The Story of Martha Bulloch-Proud Confederate
 
     Martha "Mittie" Bulloch was born in 1824 and raised a true Southern belle on a Georgia plantation.  She married a wealthy New York merchant and set up housekeeping, feeling disjointed without slaves at her beck and call.  Two of her brothers were in the Confederate navy.  She donated food and clothing frequently to the cause through Confederate agents in New York.  She never hid her Southern pride and sympathies, and considered herself unreconstructed to the day of her death.  Her second of four children would become a national icon; cowboy, soldier, big game hunter and political giant.  His name was Theodore Roosevelt [1901-1909], the twenty-third president.  She was also great aunt to First Lady Eleanor Roosevelt.  "Mittie" died on Valentine's Day 1884, tragically on the same day as Theodore Roosevelt's first wife, Alice. 
 
Woodrow Wilson [1913-1921]
 
    The twenty-eighth President was born in Virginia and moved to Augusta, Georgia while still an infant.  His earliest memory was reported to be as a four year old boy hearing a passerby say Mr.

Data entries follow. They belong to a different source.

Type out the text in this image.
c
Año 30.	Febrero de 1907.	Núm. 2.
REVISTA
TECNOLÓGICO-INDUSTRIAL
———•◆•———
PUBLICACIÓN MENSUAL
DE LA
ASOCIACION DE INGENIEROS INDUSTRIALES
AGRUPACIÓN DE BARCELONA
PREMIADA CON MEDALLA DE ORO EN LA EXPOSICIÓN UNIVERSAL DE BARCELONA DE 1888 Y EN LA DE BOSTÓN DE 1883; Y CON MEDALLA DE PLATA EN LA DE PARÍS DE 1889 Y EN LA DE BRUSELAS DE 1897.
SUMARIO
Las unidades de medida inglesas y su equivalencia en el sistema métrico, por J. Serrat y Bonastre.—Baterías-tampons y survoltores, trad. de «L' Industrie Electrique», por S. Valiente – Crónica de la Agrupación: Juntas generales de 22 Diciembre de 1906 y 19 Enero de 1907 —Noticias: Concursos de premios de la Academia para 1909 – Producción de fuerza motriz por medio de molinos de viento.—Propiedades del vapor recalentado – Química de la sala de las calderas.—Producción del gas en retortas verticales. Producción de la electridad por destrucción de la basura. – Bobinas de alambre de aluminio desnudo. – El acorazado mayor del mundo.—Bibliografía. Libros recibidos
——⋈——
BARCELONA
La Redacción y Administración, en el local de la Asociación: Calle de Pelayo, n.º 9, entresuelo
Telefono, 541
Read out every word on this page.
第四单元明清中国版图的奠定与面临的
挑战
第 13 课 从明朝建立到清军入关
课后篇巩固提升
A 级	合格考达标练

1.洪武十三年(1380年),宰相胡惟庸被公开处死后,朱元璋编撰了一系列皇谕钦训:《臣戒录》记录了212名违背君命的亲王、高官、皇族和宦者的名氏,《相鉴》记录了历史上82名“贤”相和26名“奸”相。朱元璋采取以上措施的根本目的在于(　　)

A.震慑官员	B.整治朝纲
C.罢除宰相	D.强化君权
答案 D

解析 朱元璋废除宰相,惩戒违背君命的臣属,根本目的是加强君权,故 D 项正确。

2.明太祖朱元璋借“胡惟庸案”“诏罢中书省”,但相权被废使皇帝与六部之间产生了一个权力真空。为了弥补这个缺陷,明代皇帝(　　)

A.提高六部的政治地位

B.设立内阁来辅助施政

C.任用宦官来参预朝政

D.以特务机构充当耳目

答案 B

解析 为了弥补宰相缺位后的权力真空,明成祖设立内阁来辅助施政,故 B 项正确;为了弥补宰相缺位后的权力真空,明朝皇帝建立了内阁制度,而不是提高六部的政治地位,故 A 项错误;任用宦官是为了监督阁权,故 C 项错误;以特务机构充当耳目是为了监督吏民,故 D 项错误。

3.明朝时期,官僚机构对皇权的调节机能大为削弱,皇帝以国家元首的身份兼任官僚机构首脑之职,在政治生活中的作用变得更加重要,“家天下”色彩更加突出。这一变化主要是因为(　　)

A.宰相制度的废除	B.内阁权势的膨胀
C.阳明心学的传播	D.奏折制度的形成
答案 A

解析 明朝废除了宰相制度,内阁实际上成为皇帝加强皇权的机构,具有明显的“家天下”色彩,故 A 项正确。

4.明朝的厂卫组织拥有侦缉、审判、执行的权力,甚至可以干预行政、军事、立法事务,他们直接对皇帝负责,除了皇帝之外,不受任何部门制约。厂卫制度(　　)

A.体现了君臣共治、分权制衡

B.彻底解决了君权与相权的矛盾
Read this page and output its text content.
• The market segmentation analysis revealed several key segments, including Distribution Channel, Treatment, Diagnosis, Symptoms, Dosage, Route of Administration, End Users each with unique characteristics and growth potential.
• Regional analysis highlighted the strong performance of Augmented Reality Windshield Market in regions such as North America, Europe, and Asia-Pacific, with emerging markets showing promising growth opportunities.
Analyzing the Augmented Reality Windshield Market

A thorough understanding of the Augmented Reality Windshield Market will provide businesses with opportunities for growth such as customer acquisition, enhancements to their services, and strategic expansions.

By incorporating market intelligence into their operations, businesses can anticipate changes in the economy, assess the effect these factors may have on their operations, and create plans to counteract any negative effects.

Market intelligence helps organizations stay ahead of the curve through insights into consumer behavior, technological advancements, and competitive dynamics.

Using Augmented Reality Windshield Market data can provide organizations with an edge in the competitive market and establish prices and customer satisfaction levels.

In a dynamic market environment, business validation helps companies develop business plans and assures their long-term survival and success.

Lincoln was elected and that there would be war.  At the age of 9 in 1865, he saw General Robert E. Lee pass by their home under Union guard.  Wilson's father, Joseph Ruggles Wilson (1822-1903) was a staunch Confederate Presbyterian minister and helped organize the Presbyterian Church of the Confederate States of America. 
 
Harry S. Truman [1945-1953]   
 
    Our thirty-third President had ancestors who were imprisoned in interment camps during the Civil War.  Truman's mother, Mary Ellen Young Truman, resented the Federal Government because of her family's treatment at the hands of the Union troops. Many years later, while she was visiting the White House, she was invited to stay in the Lincoln Bedroom; whereupon she replied that she would rather sleep on the floor!